Adler, the founder of individual psychology, had a theory called "subject separation".

He believes that all contradictions in interpersonal relationships arise from wanton interference in other people's issues, or one's own problems are arbitrarily interfered with by others. As long as we can separate issues, we will be able to change our interpersonal relationships dramatically.

How others evaluate your choices is someone else's problem, and you can't control it at all.

And when it comes to your life choices, all you can do is choose what you think is the best path.

Put your energy on yourself and let go of unnecessary hustle and bustle in order to take control of your life.

After the writer Jia Pingwa became famous, many people came to visit, and there was an endless stream of guests every day.

Some people ask him how to write, some people invite him to participate in activities, and some people ask him to find a job or fight a lawsuit......

He is tired of coping every day, and he doesn't dare to slack off, for fear that others will say that he will change his face as soon as he is broad.

As a result, he no longer had time to write quietly.

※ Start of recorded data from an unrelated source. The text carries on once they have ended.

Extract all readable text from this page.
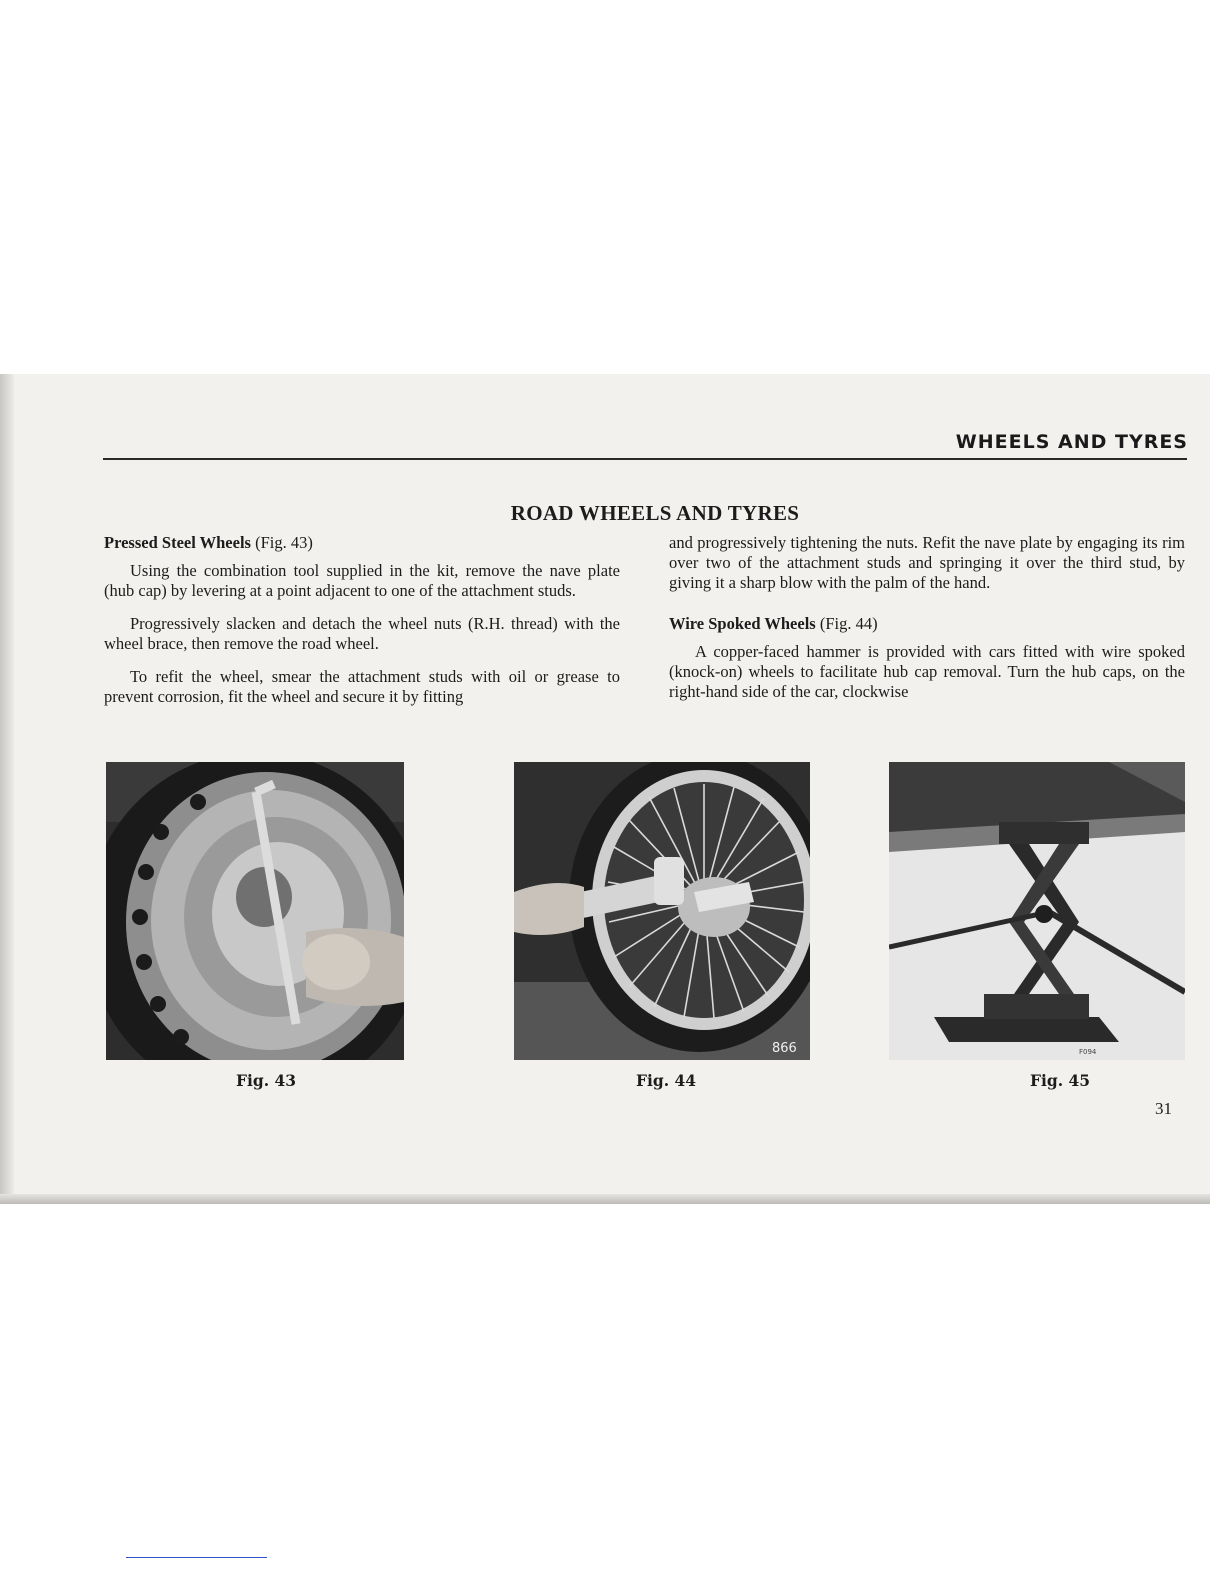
WHEELS AND TYRES
ROAD WHEELS AND TYRES
Pressed Steel Wheels (Fig. 43)

Using the combination tool supplied in the kit, remove the nave plate (hub cap) by levering at a point adjacent to one of the attachment studs.

Progressively slacken and detach the wheel nuts (R.H. thread) with the wheel brace, then remove the road wheel.

To refit the wheel, smear the attachment studs with oil or grease to prevent corrosion, fit the wheel and secure it by fitting

and progressively tightening the nuts. Refit the nave plate by engaging its rim over two of the attachment studs and springing it over the third stud, by giving it a sharp blow with the palm of the hand.

Wire Spoked Wheels (Fig. 44)

A copper-faced hammer is provided with cars fitted with wire spoked (knock-on) wheels to facilitate hub cap removal. Turn the hub caps, on the right-hand side of the car, clockwise

866	F094
Fig. 43	Fig. 44	Fig. 45
31
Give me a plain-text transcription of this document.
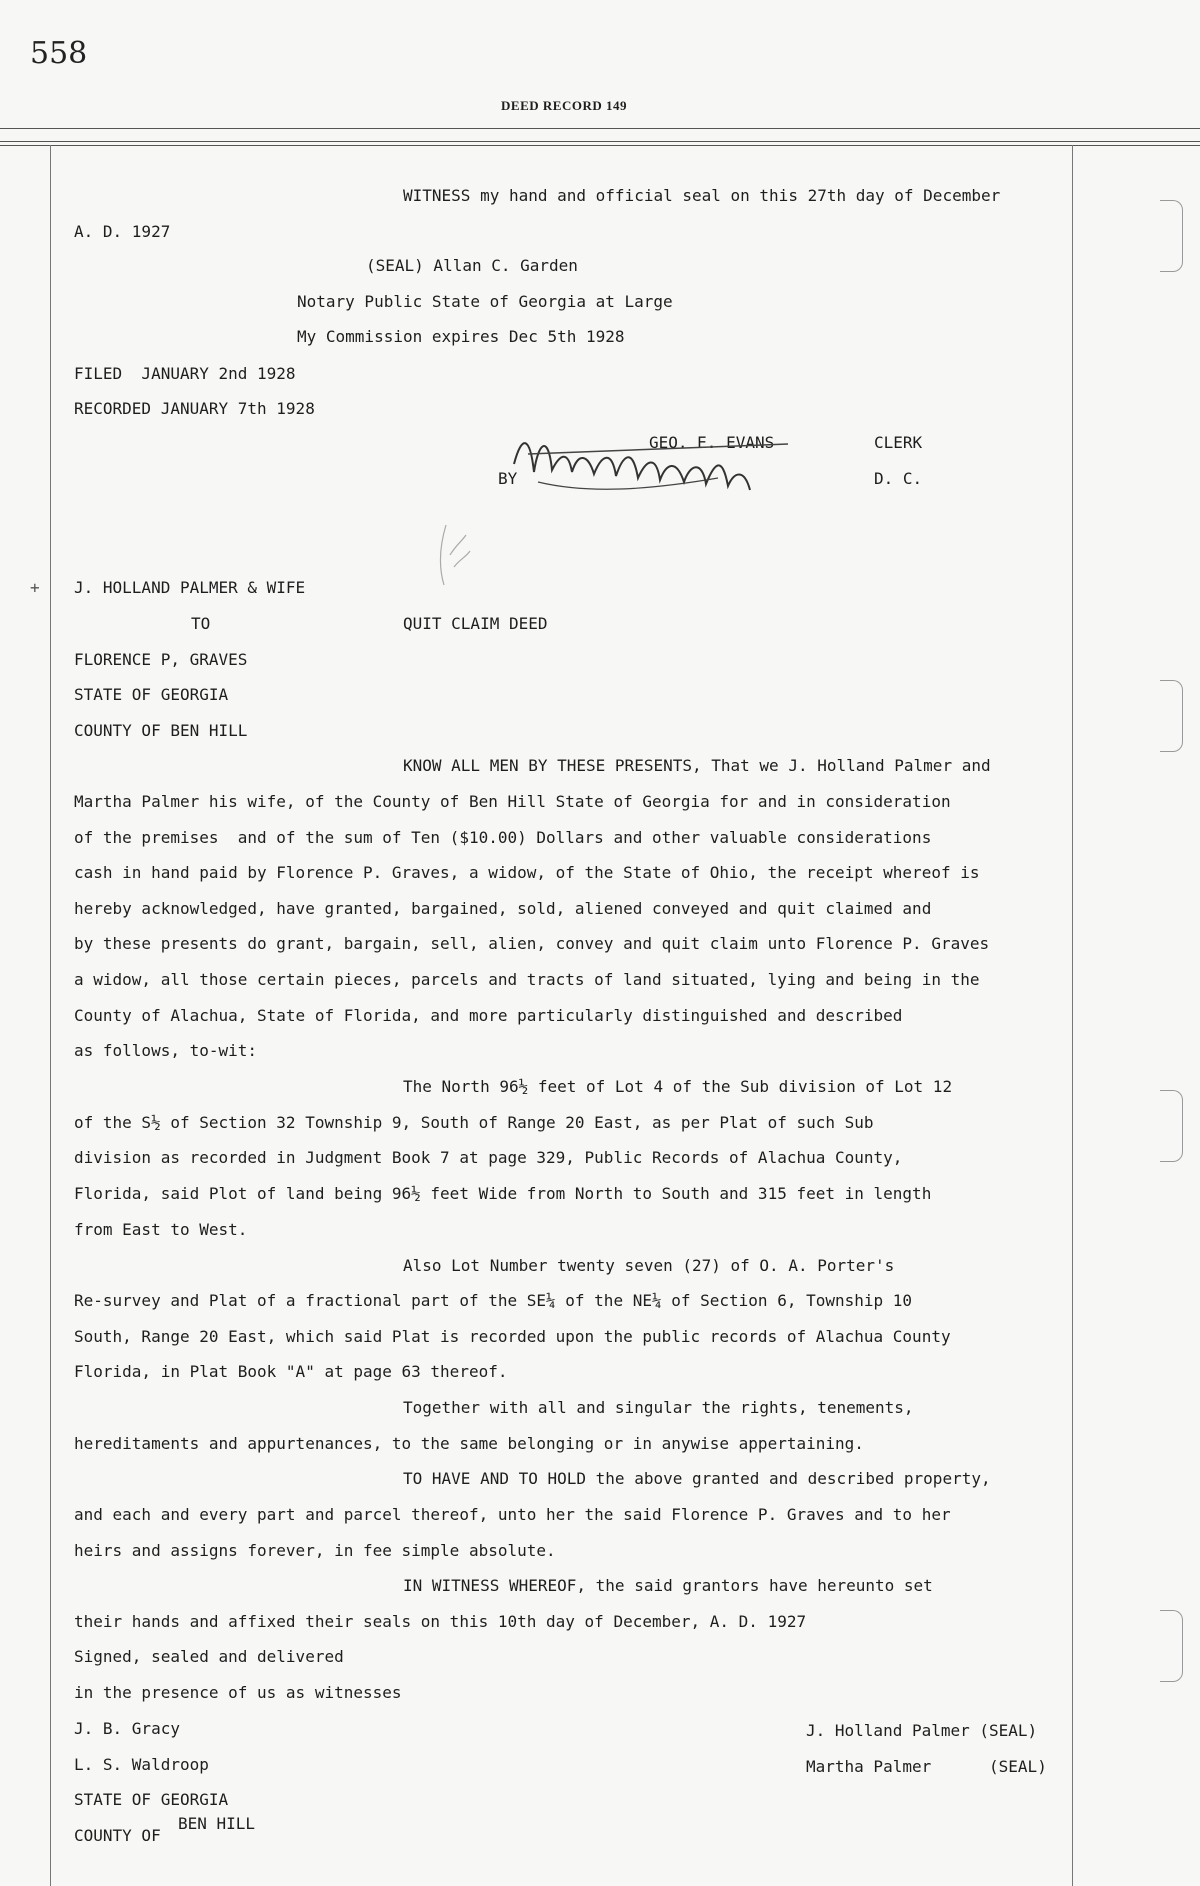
558
DEED RECORD 149
WITNESS my hand and official seal on this 27th day of December
A. D. 1927
(SEAL) Allan C. Garden
Notary Public State of Georgia at Large
My Commission expires Dec 5th 1928
FILED  JANUARY 2nd 1928
RECORDED JANUARY 7th 1928
GEO. E. EVANS	CLERK
BY	D. C.
+ J. HOLLAND PALMER & WIFE
TO	QUIT CLAIM DEED
FLORENCE P, GRAVES
STATE OF GEORGIA
COUNTY OF BEN HILL
KNOW ALL MEN BY THESE PRESENTS, That we J. Holland Palmer and
Martha Palmer his wife, of the County of Ben Hill State of Georgia for and in consideration
of the premises  and of the sum of Ten ($10.00) Dollars and other valuable considerations
cash in hand paid by Florence P. Graves, a widow, of the State of Ohio, the receipt whereof is
hereby acknowledged, have granted, bargained, sold, aliened conveyed and quit claimed and
by these presents do grant, bargain, sell, alien, convey and quit claim unto Florence P. Graves
a widow, all those certain pieces, parcels and tracts of land situated, lying and being in the
County of Alachua, State of Florida, and more particularly distinguished and described
as follows, to-wit:
The North 96½ feet of Lot 4 of the Sub division of Lot 12
of the S½ of Section 32 Township 9, South of Range 20 East, as per Plat of such Sub
division as recorded in Judgment Book 7 at page 329, Public Records of Alachua County,
Florida, said Plot of land being 96½ feet Wide from North to South and 315 feet in length
from East to West.
Also Lot Number twenty seven (27) of O. A. Porter's
Re-survey and Plat of a fractional part of the SE¼ of the NE¼ of Section 6, Township 10
South, Range 20 East, which said Plat is recorded upon the public records of Alachua County
Florida, in Plat Book "A" at page 63 thereof.
Together with all and singular the rights, tenements,
hereditaments and appurtenances, to the same belonging or in anywise appertaining.
TO HAVE AND TO HOLD the above granted and described property,
and each and every part and parcel thereof, unto her the said Florence P. Graves and to her
heirs and assigns forever, in fee simple absolute.
IN WITNESS WHEREOF, the said grantors have hereunto set
their hands and affixed their seals on this 10th day of December, A. D. 1927
Signed, sealed and delivered
in the presence of us as witnesses
J. B. Gracy	J. Holland Palmer (SEAL)
L. S. Waldroop	Martha Palmer      (SEAL)
STATE OF GEORGIA
COUNTY OF
BEN HILL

In order to escape the hustle and bustle, he moved five times, but someone still came to the door.

Later, Jia Pingwa unfortunately contracted liver cancer, so he used his illness as a shield, and his family finally calmed down, and he could finally write with peace of mind.

In "Silent Confession", it is said: Our whole life is to get rid of the expectations of others and find our true selves.

The sign of a person's maturity is that he is more and more able to distinguish between other people's affairs and my affairs, other people's emotions and my emotions.

They don't care what people look at because they know what they want.

Take the initiative to abandon the noise of the outside world and abandon unnecessary communication.

A little more apathy, a little more detachment, and you will have more time and energy to do what you want to do.

Someone once asked the master sculptor Rodin: What is art?

Rodin replied: Subtract the excess.

The same should be true for people to get along with each other, minus excessive enthusiasm and unnecessary communication, and leave room for each other to be comfortable.

Being too enthusiastic can burn each other, and not socializing well can make you lose yourself.

Cutting down the complicated and simplifying, and being appropriately indifferent, is the best way to get along.